Mme [M] soutient qu’il n’y a eu aucun entretien le 28 avril 2020, ni physique ni en visio-conférence, ce qui entraîne la nullité de la rupture ; elle ajoute qu’un éventuel entretien par visio-conférence ne répondrait pas aux exigences légales, en l’absence d’accord de la salariée, d’information sur son droit d’être assistée et de sécurisation de cet entretien ; elle indique qu’en réalité, la rupture conventionnelle a été antidatée de sorte que la salariée n’a pas bénéficié d’un délai de rétractation.
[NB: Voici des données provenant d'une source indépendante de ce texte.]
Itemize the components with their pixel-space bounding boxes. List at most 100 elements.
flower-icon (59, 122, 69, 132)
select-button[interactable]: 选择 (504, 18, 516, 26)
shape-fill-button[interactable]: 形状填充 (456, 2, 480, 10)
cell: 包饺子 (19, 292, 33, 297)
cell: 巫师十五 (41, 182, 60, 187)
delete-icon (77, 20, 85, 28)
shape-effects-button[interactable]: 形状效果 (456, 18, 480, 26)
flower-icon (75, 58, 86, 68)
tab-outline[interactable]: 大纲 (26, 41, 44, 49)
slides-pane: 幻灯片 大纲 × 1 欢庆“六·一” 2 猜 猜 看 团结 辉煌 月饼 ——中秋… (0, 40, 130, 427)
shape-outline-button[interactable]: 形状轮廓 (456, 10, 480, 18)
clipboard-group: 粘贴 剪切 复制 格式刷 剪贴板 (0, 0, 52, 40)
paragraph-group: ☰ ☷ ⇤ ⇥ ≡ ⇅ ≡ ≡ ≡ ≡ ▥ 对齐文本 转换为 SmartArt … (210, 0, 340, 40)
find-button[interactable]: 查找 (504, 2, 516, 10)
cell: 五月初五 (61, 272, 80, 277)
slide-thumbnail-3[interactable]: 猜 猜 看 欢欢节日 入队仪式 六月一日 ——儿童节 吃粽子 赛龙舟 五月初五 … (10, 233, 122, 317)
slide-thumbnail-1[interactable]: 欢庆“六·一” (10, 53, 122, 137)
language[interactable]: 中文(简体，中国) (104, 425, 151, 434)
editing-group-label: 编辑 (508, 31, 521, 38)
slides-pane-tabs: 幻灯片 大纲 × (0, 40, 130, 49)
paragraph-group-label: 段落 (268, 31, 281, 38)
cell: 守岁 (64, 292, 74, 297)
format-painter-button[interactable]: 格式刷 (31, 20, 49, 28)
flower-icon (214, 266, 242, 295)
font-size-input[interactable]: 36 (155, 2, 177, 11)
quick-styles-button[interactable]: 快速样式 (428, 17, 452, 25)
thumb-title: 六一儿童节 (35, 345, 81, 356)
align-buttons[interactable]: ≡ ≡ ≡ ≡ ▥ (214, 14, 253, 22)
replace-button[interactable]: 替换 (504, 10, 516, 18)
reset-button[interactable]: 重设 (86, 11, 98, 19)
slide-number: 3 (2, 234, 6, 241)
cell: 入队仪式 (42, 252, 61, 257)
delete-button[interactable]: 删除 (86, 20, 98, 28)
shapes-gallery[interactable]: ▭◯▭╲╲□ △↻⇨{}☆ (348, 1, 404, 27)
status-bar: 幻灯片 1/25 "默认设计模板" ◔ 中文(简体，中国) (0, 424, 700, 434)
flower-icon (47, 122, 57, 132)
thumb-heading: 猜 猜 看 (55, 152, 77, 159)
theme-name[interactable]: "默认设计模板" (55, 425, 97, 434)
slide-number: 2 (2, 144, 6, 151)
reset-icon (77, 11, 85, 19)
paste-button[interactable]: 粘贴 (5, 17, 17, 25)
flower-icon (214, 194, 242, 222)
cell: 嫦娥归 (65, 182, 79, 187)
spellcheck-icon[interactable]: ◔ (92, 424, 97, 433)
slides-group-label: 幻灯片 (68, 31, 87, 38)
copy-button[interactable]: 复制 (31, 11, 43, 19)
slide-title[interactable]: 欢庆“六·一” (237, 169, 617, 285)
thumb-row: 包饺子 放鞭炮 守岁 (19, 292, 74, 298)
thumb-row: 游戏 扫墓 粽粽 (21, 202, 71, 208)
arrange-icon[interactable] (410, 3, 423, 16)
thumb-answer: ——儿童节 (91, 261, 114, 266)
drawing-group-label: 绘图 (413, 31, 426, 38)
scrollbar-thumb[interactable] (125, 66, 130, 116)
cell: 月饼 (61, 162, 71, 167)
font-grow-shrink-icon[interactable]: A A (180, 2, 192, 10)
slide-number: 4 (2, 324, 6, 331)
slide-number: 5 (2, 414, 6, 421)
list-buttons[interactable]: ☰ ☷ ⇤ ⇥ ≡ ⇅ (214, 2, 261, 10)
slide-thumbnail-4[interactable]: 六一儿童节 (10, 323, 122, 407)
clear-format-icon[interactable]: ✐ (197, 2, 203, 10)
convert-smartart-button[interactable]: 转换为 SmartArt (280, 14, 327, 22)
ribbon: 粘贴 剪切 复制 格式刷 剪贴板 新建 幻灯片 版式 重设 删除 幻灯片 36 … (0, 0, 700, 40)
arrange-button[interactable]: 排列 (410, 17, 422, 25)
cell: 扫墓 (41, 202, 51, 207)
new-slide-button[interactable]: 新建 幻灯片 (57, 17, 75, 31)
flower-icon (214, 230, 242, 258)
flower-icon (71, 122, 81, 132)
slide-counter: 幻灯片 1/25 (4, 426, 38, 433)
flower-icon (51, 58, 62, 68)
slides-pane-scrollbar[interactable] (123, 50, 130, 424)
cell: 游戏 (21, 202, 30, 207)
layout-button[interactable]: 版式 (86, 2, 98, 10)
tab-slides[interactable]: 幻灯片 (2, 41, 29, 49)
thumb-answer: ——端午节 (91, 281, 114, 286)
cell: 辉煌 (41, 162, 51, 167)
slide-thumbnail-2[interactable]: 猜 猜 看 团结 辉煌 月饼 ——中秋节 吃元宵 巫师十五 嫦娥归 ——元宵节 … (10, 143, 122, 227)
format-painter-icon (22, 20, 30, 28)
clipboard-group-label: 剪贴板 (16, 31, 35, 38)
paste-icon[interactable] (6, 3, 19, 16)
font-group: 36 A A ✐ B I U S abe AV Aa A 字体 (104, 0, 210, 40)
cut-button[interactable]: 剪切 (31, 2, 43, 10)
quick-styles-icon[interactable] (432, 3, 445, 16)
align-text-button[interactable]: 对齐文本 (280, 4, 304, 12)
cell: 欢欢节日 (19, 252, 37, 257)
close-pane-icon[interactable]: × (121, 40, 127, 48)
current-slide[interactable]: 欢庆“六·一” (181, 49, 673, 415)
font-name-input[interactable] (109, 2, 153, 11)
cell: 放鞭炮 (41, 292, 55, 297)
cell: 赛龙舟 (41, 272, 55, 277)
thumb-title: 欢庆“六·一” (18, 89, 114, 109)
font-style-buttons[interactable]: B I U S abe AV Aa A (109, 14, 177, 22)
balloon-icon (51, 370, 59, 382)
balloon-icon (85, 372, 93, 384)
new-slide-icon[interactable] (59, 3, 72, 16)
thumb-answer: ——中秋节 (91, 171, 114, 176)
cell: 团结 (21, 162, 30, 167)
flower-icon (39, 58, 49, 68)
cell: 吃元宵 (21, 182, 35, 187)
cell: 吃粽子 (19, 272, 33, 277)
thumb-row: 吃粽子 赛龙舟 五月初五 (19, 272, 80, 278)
Or, aucun texte n’exige que l’entretien ait lieu en présentiel à l’exclusion d’un entretien par visio-conférence ; l’éventuel défaut d’information du salarié sur son droit d’être assisté n’affecte pas la validité de la convention, sauf à ce que le salarié établisse que ce défaut d’information a vicié son consentement ; c’est au salarié qui allègue l’absence d’entretien de l’établir.
En l’espèce, Mme [M] n’invoque aucun vice du consentement, et elle ne produit aucune pièce de nature à contredire la mention de la convention qu’elle a signée, selon laquelle un entretien a eu lieu le 28 avril 2020, et de nature à prouver qu’il n’y a eu aucun entretien, et elle ne peut se borner à indiquer que l’employeur ne verse pas les échanges dématérialisés relatifs à l’envoi et à la signature de la convention. En outre, Mme [M] ne fournit aucun élément établissant que la convention aurait été antidatée et elle ne précise même pas quand elle aurait signé cette convention. D’ailleurs, par mail du 14 mai 2020, Mme [M] a indiqué à M. [J] que le délai de rétractation avait pris fin la veille et lui a demandé qui se chargeait de transmettre à la Direccte la demande d’homologation, sans se plaindre d’un problème de date ou de réception de la convention.
Dans ces conditions, il n’y a pas lieu de prononcer la nullité de la rupture conventionnelle et Mme [M] sera déboutée de sa demande de dommages et intérêts pour licenciement sans cause réelle et sérieuse, par confirmation du jugement.
3 – Sur les dépens et l’application de l’article 700 du code de procédure civile :
La SAS Saint Georges Promotion qui perd pour partie au principal supportera les entiers dépens de première instance et d’appel, ses propres frais irrépétibles et ceux exposés par Mme [M] soit 2.000 € en première instance et 2.000 € en appel.
La cour,
Confirme le jugement, sauf sur le quantum de l’indemnité pour travail dissimulé et sur le débouté de la demande au titre des frais professionnels,
Statuant à nouveau sur les dispositions infirmées et y ajoutant :
Condamne la SAS Saint Georges Promotion à payer à Mme [F] [M] les sommes suivantes :
– 23.297,28 € au titre de l’indemnité pour travail dissimulé,
– 389,72 € au titre des frais professionnels,
– 2.000 € en application de l’article 700 du code de procédure civile, pour les frais irrépétibles exposés en appel,
Condamne la SAS Saint Georges Promotion aux dépens d’appel.
Le présent arrêt a été signé par C. BRISSET, présidente, et par M. TACHON, greffière.